The Commercial Cost of Fear
Fear-led behaviour rarely announces itself as fear. It can look decisive, sound like momentum and be framed as responsiveness to market conditions. Yet when debate contracts and concerns are voiced privately rather than publicly, assumptions travel further than they should. Decisions move faster, but not always with the depth they require.
The cost rarely appears immediately in quarterly results. It surfaces later – in attrition, disengagement and erosion of trust. Gallup’s 2025 State of the Global Workplace report shows global engagement falling from 23% to 21%, with manager engagement dropping from 30% to 27%. Engagement has declined only twice in twelve years – in 2020 and 2024 – and we know that 70% of team engagement is attributable to the manager. When managers operate under sustained strain, the effects compound across teams and over time.
If fear is shaping judgement at senior levels, the consequences do not stop with individual discomfort. They affect decision quality, culture and ultimately performance. Over time, environments where caution quietly replaces candour and pace overrides depth begin to accumulate hidden costs.

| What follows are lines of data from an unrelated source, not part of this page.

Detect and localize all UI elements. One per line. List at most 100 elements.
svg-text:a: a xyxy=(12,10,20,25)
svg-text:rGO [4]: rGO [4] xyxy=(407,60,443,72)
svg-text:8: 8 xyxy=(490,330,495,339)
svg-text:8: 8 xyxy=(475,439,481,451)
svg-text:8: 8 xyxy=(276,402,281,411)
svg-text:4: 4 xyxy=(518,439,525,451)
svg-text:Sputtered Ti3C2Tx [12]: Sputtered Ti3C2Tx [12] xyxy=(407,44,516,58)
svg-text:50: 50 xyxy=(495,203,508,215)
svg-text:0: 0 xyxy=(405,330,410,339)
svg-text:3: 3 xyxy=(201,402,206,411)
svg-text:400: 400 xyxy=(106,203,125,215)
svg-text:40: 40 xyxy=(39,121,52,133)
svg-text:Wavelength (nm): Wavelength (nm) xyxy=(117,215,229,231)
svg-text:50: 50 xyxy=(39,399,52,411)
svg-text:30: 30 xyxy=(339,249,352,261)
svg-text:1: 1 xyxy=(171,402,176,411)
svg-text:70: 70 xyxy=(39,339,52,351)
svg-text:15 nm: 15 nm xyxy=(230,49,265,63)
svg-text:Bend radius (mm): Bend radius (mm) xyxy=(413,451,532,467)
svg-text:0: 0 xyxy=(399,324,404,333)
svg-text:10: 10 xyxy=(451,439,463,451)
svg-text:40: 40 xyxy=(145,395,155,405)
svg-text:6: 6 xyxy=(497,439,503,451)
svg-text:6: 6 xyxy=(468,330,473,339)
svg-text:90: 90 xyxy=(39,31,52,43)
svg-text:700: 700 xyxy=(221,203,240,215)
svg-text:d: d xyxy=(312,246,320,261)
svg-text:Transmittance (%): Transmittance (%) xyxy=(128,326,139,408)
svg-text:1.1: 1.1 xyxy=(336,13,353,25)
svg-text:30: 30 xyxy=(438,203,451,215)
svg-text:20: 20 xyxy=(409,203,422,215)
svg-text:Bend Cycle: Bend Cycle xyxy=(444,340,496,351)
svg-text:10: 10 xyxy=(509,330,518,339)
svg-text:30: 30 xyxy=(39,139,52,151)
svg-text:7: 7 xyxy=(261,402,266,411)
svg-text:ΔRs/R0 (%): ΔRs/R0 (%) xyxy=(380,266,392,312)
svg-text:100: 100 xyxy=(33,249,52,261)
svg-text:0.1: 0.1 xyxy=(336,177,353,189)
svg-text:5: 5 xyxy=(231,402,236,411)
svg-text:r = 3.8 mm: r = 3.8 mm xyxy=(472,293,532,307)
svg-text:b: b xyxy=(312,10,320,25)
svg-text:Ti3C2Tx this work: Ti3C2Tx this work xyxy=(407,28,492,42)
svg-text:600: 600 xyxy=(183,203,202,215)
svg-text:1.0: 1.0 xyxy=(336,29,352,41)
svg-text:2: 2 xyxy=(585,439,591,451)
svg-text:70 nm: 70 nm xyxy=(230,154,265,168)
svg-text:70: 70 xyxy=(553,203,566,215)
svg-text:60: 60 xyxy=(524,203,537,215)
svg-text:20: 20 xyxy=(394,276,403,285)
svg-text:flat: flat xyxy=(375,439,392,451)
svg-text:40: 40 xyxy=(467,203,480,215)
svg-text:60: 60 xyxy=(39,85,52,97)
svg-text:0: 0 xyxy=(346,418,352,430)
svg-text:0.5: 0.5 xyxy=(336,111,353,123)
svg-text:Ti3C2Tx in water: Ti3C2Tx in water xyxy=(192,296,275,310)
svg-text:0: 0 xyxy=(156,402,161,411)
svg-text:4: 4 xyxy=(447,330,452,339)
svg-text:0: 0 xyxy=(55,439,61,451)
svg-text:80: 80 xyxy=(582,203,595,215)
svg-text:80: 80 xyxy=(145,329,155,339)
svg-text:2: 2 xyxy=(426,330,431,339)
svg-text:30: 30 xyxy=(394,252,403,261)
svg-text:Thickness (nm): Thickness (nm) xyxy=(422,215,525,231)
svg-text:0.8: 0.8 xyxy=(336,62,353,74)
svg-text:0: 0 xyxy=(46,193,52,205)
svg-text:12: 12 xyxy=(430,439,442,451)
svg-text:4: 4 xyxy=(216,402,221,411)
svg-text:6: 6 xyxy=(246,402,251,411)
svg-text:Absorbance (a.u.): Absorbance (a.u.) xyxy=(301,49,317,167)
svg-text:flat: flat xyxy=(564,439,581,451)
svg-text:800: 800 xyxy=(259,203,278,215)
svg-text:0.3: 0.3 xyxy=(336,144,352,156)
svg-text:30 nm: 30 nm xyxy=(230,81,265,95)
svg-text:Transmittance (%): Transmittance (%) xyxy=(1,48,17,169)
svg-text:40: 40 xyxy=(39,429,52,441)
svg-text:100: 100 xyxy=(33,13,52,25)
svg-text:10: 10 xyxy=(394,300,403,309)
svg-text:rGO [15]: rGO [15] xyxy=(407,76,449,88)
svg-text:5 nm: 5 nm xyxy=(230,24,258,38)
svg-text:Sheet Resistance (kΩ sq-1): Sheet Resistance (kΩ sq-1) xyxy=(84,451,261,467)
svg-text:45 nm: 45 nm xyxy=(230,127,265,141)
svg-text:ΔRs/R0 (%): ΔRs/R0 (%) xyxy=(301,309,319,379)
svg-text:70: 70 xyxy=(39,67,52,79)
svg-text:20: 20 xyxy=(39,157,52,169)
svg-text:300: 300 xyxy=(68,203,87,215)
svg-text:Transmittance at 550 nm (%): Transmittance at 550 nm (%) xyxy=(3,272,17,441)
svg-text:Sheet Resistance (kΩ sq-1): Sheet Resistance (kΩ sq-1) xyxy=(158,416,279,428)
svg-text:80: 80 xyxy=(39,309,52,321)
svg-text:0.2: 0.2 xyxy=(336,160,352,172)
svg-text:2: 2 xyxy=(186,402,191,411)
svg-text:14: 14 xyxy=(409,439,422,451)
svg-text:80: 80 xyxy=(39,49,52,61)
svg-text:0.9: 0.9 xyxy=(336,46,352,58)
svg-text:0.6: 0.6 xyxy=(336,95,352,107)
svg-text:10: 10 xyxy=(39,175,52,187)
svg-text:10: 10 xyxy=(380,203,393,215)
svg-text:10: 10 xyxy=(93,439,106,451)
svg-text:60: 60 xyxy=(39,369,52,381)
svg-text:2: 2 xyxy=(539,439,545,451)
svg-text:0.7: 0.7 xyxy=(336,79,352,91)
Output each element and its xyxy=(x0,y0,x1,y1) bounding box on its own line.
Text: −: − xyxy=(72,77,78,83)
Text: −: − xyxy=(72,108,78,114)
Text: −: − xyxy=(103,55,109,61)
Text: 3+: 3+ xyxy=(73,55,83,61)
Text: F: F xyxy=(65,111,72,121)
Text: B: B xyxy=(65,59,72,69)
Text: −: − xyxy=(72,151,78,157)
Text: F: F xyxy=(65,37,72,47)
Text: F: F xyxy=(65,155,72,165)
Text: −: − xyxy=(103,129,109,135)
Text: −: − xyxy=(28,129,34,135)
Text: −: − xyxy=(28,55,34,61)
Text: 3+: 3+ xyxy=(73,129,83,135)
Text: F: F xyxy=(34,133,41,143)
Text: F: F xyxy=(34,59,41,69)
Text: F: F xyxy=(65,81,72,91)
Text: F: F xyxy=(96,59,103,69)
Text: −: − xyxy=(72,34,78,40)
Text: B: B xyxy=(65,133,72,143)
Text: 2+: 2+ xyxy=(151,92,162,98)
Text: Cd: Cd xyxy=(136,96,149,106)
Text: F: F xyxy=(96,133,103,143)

Responding to Fear With Proportion
Commercial systems reward speed and visible action. Human biology prioritises safety and belonging. That tension is not theoretical; it is lived daily inside leadership teams. Thriving in such environments does not require eliminating fear – the stakes are real – but it does require recognising when fear is influencing pace, tone or decision, and choosing proportion over protection.
In practice, this often looks ordinary rather than dramatic. It may mean pausing long enough to ask whether the speed of a decision reflects the evidence or simply relieves discomfort. It may mean naming political or reputational implications explicitly so that they can be examined rather than allowed to operate covertly. It may mean tolerating a few more minutes of tension in a meeting in order to widen the debate rather than close it prematurely.
Anchored leadership is not the absence of fear. It is the capacity to notice its influence without being governed by it. That capacity does not make leaders slower or softer; it makes their judgement more proportionate under pressure.
A Developmental Imperative
We often equate senior strength with composure and decisiveness. For years, I did. Yet resilience over time depends less on performing certainty and more on maintaining proportion when uncertainty activates personal risk.
Markets will not slow. Technology will not pause. Volatility is not a phase to be endured before returning to stability; it is the context within which leadership now operates. That means leaders cannot rely solely on stability around them. They have to cultivate steadiness within themselves.
Thriving within the system begins not with eliminating fear, but with recognising it clearly enough that it informs judgement rather than quietly shaping it. The work is subtle and rarely visible, yet over time it protects both the leader and the organisation.